Per il compensato il discorso è diverso. Ha chiuso un competitor importante, che riversava la sua produzione esclusivamente sull’Italia, e un altro ha ridotto la produzione. Questa improvvisa mancanza di parecchi metri cubi di compensato ha alleggerito la pressione sul mercato.
E quali sono i vantaggi?
Stiamo provando a tarare i prezzi su livelli più congrui: fino a qualche tempo fa i prezzi erano arrivati a livelli troppo bassi e preoccupanti. Però, a mio avviso, dobbiamo aspettare ancora qualche mese per capire come si stabilizzerà il mercato.
Quanti sono i produttori di compensato di pioppo in Italia?
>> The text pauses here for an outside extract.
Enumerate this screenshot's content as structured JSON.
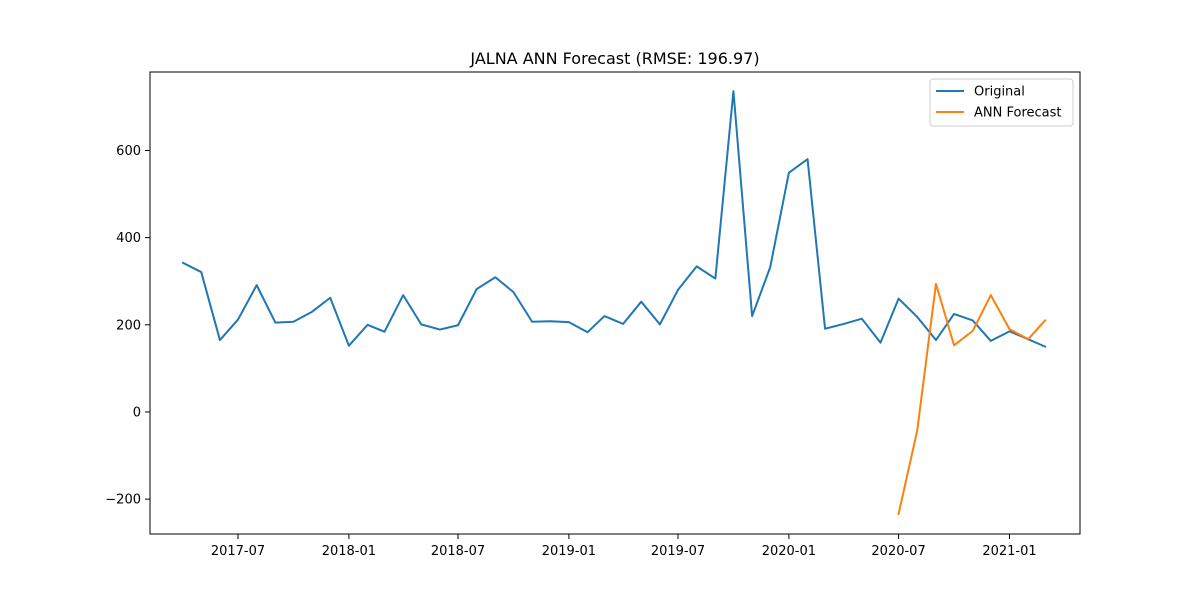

Siamo rimasti meno di una decina. Il comparto produce circa 300-330 mila metri cubi all’anno, di questi 50 mila escono dal nostro stabilimento.
Quanti siete in azienda?
Siamo 155, di cui 135 nel reparto “compensato”.
Paolo Fantoni, presidente di Assopannelli, in un’intervista proprio su queste pagine, ha affermato che il pioppo è da riscoprire. È della stessa opinione?
Mi trova d’accordissimo, perché il pioppo è conosciuto solo dagli addetti ai lavori. Questa è anche una nostra responsabilità. Forse in passato siamo stati troppo concentrati sulla produzione e sulle vendite e non abbiamo mai pensato a valorizzare i molteplici punti di forza del nostro prodotto e della nostra materia prima. Negli ultimi vent’anni da 140 mila ettari di pioppeti ne sono rimasti solo 60/70 mila: i pioppicultori hanno piantato poco perché i contributi sono stati scarsi. E i contributi sono mancati anche perché, come filiera, non siamo stati capaci di valorizzare un prodotto che ha invece dei notevoli punti di forza, soprattutto dal punto di vista ambientale.
Quindi cosa bisogna fare?
Un po’ più di pressione nelle commissioni, nelle Regioni, nelle stanze dove si prendono le decisioni che contano, come hanno fatto i produttori di biomasse, che in questo sono stati molto bravi.
Dove vi approvvigionate?
Compriamo pioppi nella zona di Pavia, Lodi, nella Lomellina, nel basso Mantovano e qualcosa anche dall’estero, in particolare Francia e Ungheria.
Cosa ne pensa del fermo biologico di 24 mesi?
Fermo restando che è necessario che il terreno si riposi, penso che 24 mesi di fermo obbligatorio, per avere i contributi, siano eccessivi. È una regola calata dall’alto, da Bruxelles, che fa perdere un anno secco di produzione.
E degli incentivi alle biomasse?
Ripeto, chi le ha promosse è stato veramente in gamba. Anche se poi si sono rivelate fallimentari. Hanno venduto bene il loro prodotto, rubando parecchi terreni ai pioppeti.
Come vede il 2013?
Per capire come andrà il nostro mercato bisogna aspettare ancora qualche mese, adesso il problema vero sono i pagamenti nel mercato domestico. Oggi, in Italia, c’è una grandissima difficoltà a incassare perché non ci sono soldi e questo mette in difficoltà tutti. Noi incassiamo in media a 60/90 giorni, ma se fino a giugno la percentuale di insoluti è sempre stata dell’1,5-2% del fatturato, da inizio luglio è salita al 10%.